Sense making activities – We developed a visual note taking method that easily exposes trends, ideas, and recommendations.
A note taking board was created to script and visualize each step in the interview.
For each feature, note takers recorded and categorized observations.
In a recap after each session, trends were diagrammed, and recommendations surfaced.
Additional sense making activities were performed around card sorting, surveys, and other methods.
Share key insights – A report of insights was created and shared with the client team after each innovation sprint.
The identified insights were compiled into a report where each feature’s key decisions were explored.
Pros, cons, and supporting quotes were identified for each option, and final recommendations were surfaced.
Prioritize & take action – The client teams aligned on a common vision with inputs from the innovation sprints.
Product owners, designers and development met to strategize each decision point.
This drove consensus building and forged a single vision forward.
Outcome & Impact
After 10 weeks of rapid innovation with my team, our clients could take confident action on dozens of key insights across 5 high impact areas of the product experience.
Key Insights
Gen Z and Millennials trust and value online payments at credit unions.
Their idea of payments extends beyond “bills” to friends, charities, loans and more.
They will use their credit union in partnership with multiple modern payment methods.
Innovation
Modern, simple, mobile UX attracted Gen Z without alienating existing older members.
New visualizations of financial trends and "moving money" dates were key to adoption.
Acceleration
Clear product vision led to confident final project funding and implementation.
Our prototypes and insights accelerated the final design, development, and launch.
From Innovation to Deployment
Design Innovation – Design innovation is a powerful strategic investment when seeking to rethink an existing product or create a new product.

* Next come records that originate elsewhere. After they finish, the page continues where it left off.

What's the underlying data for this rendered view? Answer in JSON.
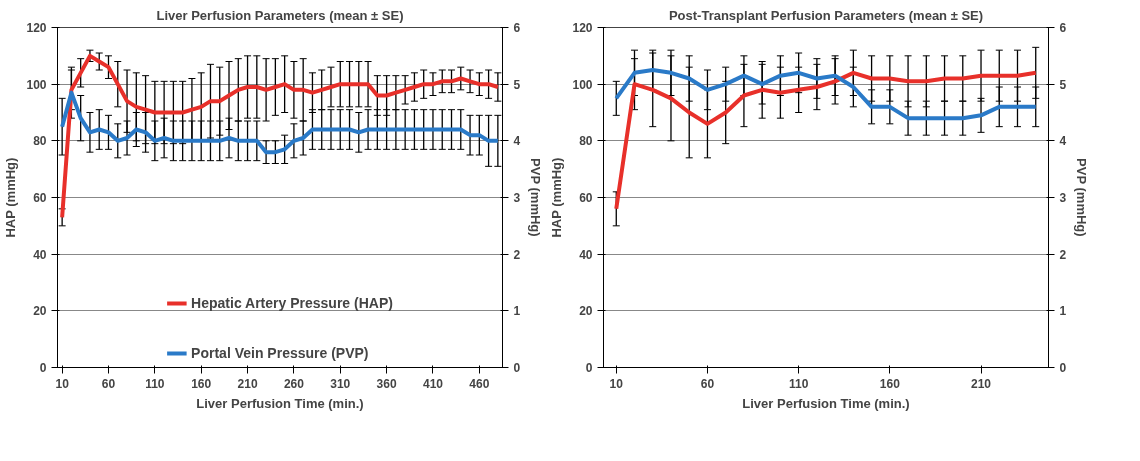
{
  "chart_data": [
    {
      "type": "line",
      "title": "Liver Perfusion Parameters (mean ± SE)",
      "xlabel": "Liver Perfusion Time (min.)",
      "ylabel": "HAP (mmHg)",
      "y2label": "PVP (mmHg)",
      "x": [
        10,
        20,
        30,
        40,
        50,
        60,
        70,
        80,
        90,
        100,
        110,
        120,
        130,
        140,
        150,
        160,
        170,
        180,
        190,
        200,
        210,
        220,
        230,
        240,
        250,
        260,
        270,
        280,
        290,
        300,
        310,
        320,
        330,
        340,
        350,
        360,
        370,
        380,
        390,
        400,
        410,
        420,
        430,
        440,
        450,
        460,
        470,
        480
      ],
      "xlim": [
        5,
        485
      ],
      "xticks": [
        10,
        60,
        110,
        160,
        210,
        260,
        310,
        360,
        410,
        460
      ],
      "ylim": [
        0,
        120
      ],
      "yticks": [
        0,
        20,
        40,
        60,
        80,
        100,
        120
      ],
      "y2lim": [
        0,
        6
      ],
      "y2ticks": [
        0,
        1,
        2,
        3,
        4,
        5,
        6
      ],
      "grid": "y",
      "legend": "bottom",
      "marker": "none",
      "line_style": "solid",
      "series": [
        {
          "name": "Hepatic Artery Pressure (HAP)",
          "color": "#e8302a",
          "values": [
            53,
            98,
            104,
            110,
            108,
            106,
            100,
            94,
            92,
            91,
            90,
            90,
            90,
            90,
            91,
            92,
            94,
            94,
            96,
            98,
            99,
            99,
            98,
            99,
            100,
            98,
            98,
            97,
            98,
            99,
            100,
            100,
            100,
            100,
            96,
            96,
            97,
            98,
            99,
            100,
            100,
            101,
            101,
            102,
            101,
            100,
            100,
            99
          ],
          "errors": [
            3,
            7,
            5,
            2,
            3,
            4,
            8,
            11,
            12,
            12,
            11,
            11,
            11,
            11,
            11,
            12,
            13,
            12,
            12,
            11,
            11,
            11,
            11,
            10,
            10,
            10,
            11,
            7,
            7,
            7,
            8,
            8,
            8,
            8,
            7,
            7,
            6,
            5,
            5,
            5,
            4,
            4,
            4,
            4,
            4,
            4,
            5,
            5
          ]
        },
        {
          "name": "Portal Vein Pressure (PVP)",
          "color": "#2a7ac8",
          "axis": "y2",
          "values": [
            4.25,
            4.85,
            4.4,
            4.15,
            4.2,
            4.15,
            4.0,
            4.05,
            4.2,
            4.15,
            4.0,
            4.05,
            4.0,
            4.0,
            4.0,
            4.0,
            4.0,
            4.0,
            4.05,
            4.0,
            4.0,
            4.0,
            3.8,
            3.8,
            3.85,
            4.0,
            4.05,
            4.2,
            4.2,
            4.2,
            4.2,
            4.2,
            4.15,
            4.2,
            4.2,
            4.2,
            4.2,
            4.2,
            4.2,
            4.2,
            4.2,
            4.2,
            4.2,
            4.2,
            4.1,
            4.1,
            4.0,
            4.0
          ],
          "errors": [
            0.5,
            0.45,
            0.4,
            0.35,
            0.35,
            0.3,
            0.3,
            0.3,
            0.3,
            0.35,
            0.35,
            0.35,
            0.35,
            0.35,
            0.35,
            0.35,
            0.35,
            0.35,
            0.35,
            0.35,
            0.35,
            0.35,
            0.2,
            0.2,
            0.25,
            0.3,
            0.3,
            0.35,
            0.35,
            0.35,
            0.35,
            0.35,
            0.35,
            0.35,
            0.35,
            0.35,
            0.35,
            0.35,
            0.35,
            0.35,
            0.35,
            0.35,
            0.35,
            0.35,
            0.35,
            0.35,
            0.45,
            0.45
          ]
        }
      ]
    },
    {
      "type": "line",
      "title": "Post-Transplant Perfusion Parameters (mean ± SE)",
      "xlabel": "Liver Perfusion Time (min.)",
      "ylabel": "HAP (mmHg)",
      "y2label": "PVP (mmHg)",
      "x": [
        10,
        20,
        30,
        40,
        50,
        60,
        70,
        80,
        90,
        100,
        110,
        120,
        130,
        140,
        150,
        160,
        170,
        180,
        190,
        200,
        210,
        220,
        230,
        240
      ],
      "xlim": [
        3,
        247
      ],
      "xticks": [
        10,
        60,
        110,
        160,
        210
      ],
      "ylim": [
        0,
        120
      ],
      "yticks": [
        0,
        20,
        40,
        60,
        80,
        100,
        120
      ],
      "y2lim": [
        0,
        6
      ],
      "y2ticks": [
        0,
        1,
        2,
        3,
        4,
        5,
        6
      ],
      "grid": "y",
      "marker": "none",
      "line_style": "solid",
      "series": [
        {
          "color": "#e8302a",
          "values": [
            56,
            100,
            98,
            95,
            90,
            86,
            90,
            96,
            98,
            97,
            98,
            99,
            101,
            104,
            102,
            102,
            101,
            101,
            102,
            102,
            103,
            103,
            103,
            104
          ],
          "errors": [
            6,
            9,
            13,
            15,
            16,
            12,
            11,
            11,
            10,
            9,
            8,
            8,
            8,
            8,
            8,
            8,
            9,
            9,
            8,
            8,
            9,
            9,
            9,
            9
          ]
        },
        {
          "color": "#2a7ac8",
          "axis": "y2",
          "values": [
            4.75,
            5.2,
            5.25,
            5.2,
            5.1,
            4.9,
            5.0,
            5.15,
            5.0,
            5.15,
            5.2,
            5.1,
            5.15,
            4.95,
            4.6,
            4.6,
            4.4,
            4.4,
            4.4,
            4.4,
            4.45,
            4.6,
            4.6,
            4.6
          ],
          "errors": [
            0.3,
            0.4,
            0.35,
            0.4,
            0.4,
            0.35,
            0.3,
            0.35,
            0.35,
            0.35,
            0.35,
            0.35,
            0.35,
            0.35,
            0.3,
            0.3,
            0.3,
            0.3,
            0.3,
            0.3,
            0.3,
            0.35,
            0.35,
            0.35
          ]
        }
      ]
    }
  ]
}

Four to five key areas of opportunity may be visualized, prototyped, and user tested in about 10 to 12 weeks. This provides final product insights at a proof concept level which provide direction throughout the rest of the launch process.
Plan & Prioritize – Story mapping and sprint planning are led at the beginning of the design / build process and updated after each design innovation sprint. Some light story mapping is advantageous even before innovation sprints begin, although final planning is more powerful and targeted after the innovation explorations are complete.
Design for Production – High-fidelity final designs are accelerated by innovation prototype insights. This track may begin execution even before the first innovation sprint concludes if there are low-risk experiences outside of the innovation explorations to begin with. Then, as each cycle of innovation recommendations concludes, additional design for production work can be added to the backlog.
Build & Deploy – Agile development teams will leverage the high-fidelity final designs for production and code, test, and deploy the improved experiences. We have found that these development and deployment exercises are more successful after the investment in up-front innovation, especially when cross functional teams are included in the innovation sprint evaluation and prioritization.